BPRI gets 49K to conduct field research on wait times and lane reconfiguration at the border
The Border Policy Research Institute at Western Washington University has received $49,000 in funding to conduct field research on wait times and lane reconfiguration at the border.
In collaboration with U.S. Customs and Border Protection, Canada Border Services Agency, the BC Ministry of Transportation, Washington State Department of Transportation, and Whatcom Council of Governments, the BPRI will collect and analyze data on wait times as part of a pilot to examine alternative use of the dedicated Free and Secure Trade (FAST) truck lane at the Blaine port-of-entry.

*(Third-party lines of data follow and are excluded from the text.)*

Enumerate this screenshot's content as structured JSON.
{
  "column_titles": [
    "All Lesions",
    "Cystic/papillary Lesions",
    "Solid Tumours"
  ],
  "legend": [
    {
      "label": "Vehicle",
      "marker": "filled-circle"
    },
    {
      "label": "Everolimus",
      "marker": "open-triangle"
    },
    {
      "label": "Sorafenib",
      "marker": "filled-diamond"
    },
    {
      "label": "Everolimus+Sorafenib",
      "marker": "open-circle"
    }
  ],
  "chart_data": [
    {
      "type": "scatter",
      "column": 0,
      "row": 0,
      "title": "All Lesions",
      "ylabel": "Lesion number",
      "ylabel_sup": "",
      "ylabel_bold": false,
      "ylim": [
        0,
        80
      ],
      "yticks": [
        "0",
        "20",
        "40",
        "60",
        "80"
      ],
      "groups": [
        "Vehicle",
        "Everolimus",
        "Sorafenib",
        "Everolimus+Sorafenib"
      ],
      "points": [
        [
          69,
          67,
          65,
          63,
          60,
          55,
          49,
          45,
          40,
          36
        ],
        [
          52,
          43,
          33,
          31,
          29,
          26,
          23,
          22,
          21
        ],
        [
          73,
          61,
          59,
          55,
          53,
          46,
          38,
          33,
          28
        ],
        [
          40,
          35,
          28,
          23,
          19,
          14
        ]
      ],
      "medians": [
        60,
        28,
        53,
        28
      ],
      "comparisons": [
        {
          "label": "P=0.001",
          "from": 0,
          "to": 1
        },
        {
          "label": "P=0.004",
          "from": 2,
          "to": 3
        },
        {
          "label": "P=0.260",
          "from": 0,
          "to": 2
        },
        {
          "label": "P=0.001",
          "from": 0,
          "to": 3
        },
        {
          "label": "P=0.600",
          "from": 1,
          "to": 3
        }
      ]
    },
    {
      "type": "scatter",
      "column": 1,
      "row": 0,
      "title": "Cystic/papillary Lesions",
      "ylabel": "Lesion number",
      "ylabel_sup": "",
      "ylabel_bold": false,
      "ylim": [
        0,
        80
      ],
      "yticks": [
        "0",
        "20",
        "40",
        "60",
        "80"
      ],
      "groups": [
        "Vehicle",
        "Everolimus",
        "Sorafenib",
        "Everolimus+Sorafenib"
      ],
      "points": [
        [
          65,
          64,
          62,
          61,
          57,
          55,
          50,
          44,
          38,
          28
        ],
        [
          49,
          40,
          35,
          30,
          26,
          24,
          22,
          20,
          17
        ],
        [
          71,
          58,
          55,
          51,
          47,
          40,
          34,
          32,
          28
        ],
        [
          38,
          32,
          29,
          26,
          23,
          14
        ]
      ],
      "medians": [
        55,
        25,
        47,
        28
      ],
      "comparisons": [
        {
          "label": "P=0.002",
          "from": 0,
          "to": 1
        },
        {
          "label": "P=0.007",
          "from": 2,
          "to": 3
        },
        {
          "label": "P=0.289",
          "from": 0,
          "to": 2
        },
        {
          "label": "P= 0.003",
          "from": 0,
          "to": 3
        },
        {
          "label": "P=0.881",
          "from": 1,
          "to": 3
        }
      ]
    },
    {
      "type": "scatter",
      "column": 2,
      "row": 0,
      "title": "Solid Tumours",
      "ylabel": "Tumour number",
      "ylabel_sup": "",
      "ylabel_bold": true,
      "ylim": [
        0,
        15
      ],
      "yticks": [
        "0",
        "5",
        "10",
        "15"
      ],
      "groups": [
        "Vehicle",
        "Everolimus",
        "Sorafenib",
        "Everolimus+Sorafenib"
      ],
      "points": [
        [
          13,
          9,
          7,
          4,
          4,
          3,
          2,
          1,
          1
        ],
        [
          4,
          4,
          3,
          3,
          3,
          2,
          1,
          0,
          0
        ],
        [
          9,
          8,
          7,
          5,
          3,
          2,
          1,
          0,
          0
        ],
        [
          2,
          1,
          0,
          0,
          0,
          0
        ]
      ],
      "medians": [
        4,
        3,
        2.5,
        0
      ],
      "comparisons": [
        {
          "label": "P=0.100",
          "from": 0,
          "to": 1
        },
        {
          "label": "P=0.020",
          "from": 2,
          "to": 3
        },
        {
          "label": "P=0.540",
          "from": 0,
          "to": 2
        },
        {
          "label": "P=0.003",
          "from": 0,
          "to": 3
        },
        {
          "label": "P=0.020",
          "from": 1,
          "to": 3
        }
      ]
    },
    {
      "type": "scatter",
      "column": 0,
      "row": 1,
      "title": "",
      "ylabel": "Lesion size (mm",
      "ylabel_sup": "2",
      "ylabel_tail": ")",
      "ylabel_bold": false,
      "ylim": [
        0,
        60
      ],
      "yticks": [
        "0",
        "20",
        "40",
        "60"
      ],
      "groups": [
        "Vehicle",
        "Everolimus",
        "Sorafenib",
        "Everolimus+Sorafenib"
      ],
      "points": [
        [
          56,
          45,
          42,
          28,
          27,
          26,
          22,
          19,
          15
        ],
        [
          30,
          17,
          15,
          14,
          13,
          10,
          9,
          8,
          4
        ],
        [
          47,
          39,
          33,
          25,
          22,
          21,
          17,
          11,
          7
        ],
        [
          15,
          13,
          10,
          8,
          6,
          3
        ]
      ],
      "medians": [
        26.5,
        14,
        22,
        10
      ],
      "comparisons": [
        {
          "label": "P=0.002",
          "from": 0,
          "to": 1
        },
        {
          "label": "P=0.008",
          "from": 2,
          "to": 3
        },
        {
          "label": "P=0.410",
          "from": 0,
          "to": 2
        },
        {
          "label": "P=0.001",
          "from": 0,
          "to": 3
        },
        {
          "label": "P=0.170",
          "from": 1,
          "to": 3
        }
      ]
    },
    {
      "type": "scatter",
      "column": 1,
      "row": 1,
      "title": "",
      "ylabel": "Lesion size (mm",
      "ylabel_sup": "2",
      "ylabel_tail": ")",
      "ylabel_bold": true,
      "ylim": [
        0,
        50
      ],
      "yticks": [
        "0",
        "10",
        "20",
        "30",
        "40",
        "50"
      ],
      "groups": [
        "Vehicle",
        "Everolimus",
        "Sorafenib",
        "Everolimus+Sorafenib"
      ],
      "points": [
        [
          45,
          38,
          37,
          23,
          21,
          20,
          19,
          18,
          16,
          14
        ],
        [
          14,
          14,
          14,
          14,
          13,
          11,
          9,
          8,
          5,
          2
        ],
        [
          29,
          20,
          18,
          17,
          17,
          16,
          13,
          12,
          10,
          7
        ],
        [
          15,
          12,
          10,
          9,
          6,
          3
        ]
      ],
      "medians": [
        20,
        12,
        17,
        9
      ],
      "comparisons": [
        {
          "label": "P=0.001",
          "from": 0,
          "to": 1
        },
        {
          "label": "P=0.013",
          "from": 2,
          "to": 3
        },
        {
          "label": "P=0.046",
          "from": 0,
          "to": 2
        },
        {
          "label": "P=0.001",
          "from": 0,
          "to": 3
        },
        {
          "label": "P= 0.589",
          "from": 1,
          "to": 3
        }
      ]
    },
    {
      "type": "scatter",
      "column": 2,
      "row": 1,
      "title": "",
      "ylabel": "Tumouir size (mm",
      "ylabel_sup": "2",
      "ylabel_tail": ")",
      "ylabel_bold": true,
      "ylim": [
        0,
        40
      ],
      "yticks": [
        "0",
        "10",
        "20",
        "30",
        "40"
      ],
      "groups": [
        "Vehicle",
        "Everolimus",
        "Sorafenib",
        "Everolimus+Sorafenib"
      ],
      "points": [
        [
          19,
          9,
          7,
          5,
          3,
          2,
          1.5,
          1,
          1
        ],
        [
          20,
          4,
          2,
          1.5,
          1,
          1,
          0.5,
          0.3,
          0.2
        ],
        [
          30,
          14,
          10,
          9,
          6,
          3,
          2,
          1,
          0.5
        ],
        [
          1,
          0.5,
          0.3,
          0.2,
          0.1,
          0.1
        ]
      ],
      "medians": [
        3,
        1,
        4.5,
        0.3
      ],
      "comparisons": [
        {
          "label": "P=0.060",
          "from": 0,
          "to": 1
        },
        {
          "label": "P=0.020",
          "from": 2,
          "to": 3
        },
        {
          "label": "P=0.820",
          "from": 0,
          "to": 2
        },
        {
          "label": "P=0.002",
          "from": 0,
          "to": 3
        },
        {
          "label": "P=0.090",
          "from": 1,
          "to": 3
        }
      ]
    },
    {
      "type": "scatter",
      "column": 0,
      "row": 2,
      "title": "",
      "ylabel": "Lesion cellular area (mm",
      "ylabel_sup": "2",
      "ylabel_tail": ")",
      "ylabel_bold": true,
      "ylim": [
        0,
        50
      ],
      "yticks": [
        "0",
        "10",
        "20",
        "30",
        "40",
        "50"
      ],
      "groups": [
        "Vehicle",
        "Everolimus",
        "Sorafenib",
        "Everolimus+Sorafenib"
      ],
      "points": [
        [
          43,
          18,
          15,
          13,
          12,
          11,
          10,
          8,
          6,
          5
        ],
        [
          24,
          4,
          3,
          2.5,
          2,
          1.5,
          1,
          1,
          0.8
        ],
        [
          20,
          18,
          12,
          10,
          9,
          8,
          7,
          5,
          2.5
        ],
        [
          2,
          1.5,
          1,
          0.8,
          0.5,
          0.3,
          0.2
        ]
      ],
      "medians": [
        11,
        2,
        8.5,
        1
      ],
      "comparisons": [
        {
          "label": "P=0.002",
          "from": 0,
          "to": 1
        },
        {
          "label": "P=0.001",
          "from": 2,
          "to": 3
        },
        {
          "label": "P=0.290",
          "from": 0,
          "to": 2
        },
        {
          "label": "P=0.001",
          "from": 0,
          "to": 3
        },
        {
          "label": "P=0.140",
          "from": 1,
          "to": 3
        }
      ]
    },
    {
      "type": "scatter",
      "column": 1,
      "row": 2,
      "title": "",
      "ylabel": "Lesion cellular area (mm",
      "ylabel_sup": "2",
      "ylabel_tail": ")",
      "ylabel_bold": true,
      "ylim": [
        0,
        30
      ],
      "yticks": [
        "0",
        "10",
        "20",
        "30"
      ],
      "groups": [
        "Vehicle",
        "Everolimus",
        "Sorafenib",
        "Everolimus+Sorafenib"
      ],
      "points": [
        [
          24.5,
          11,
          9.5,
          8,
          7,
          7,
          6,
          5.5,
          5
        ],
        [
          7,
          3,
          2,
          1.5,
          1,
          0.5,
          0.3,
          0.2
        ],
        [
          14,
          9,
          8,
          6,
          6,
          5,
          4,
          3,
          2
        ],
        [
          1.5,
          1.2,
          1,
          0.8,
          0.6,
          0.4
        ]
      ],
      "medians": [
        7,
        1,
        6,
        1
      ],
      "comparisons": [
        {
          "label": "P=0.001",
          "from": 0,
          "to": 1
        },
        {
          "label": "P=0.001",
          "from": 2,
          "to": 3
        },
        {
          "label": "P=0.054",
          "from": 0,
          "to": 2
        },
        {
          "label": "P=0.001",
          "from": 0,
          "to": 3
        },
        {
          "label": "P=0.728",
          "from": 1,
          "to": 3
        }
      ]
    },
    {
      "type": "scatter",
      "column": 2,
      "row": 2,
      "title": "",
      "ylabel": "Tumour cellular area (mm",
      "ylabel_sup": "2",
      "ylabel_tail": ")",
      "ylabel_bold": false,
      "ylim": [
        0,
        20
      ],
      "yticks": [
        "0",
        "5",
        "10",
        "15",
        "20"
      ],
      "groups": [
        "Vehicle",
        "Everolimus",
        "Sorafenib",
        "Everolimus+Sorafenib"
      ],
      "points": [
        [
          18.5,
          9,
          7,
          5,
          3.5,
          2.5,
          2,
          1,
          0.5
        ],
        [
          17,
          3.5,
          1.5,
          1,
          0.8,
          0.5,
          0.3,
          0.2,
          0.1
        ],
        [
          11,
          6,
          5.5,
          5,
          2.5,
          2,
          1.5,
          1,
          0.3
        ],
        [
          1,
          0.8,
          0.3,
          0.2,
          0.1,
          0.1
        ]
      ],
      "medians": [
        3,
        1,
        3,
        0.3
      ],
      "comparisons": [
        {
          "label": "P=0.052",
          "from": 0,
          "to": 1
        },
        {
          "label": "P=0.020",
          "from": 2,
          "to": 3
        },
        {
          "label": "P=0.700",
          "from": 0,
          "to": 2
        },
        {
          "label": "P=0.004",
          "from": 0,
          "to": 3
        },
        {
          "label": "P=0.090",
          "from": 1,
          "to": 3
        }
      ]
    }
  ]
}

Use of the FAST lane is minimal, causing stakeholders and border officials to question the continued dedicated use of a valuable highway lane. Discussion of this issue has been a part of the formal dialogue that is being conducted between the Governor of Washington and the Premier of B.C.
In this project, the BPRI first will monitor the existing lane configuration. The lane will then be reconfigured for general-purpose use. The BPRI will then measure the performance of the new configuration and report upon its efficacy. The project is the latest component of a thread of research that began in 2009, when the BPRI funded and staffed a field data collection effort, together with a modeling analysis of alternate uses of the FAST lane.
Based on that BPRI report, U.S. Customs has proposed this pilot project. The field effort will occur between Feb. 22 and April 14, 2011, with funding provided by the Washington State Department of Transportation.
WWU’s Border Policy Research Institute is a multi-disciplinary research institute focused on policy research dealing with transportation, mobility and security issues affecting the Canada-U.S. border. Western established the BPRI to further its mission of promoting research, academic programs and public programming on critical policy issues affecting the Pacific Northwest region and Canada.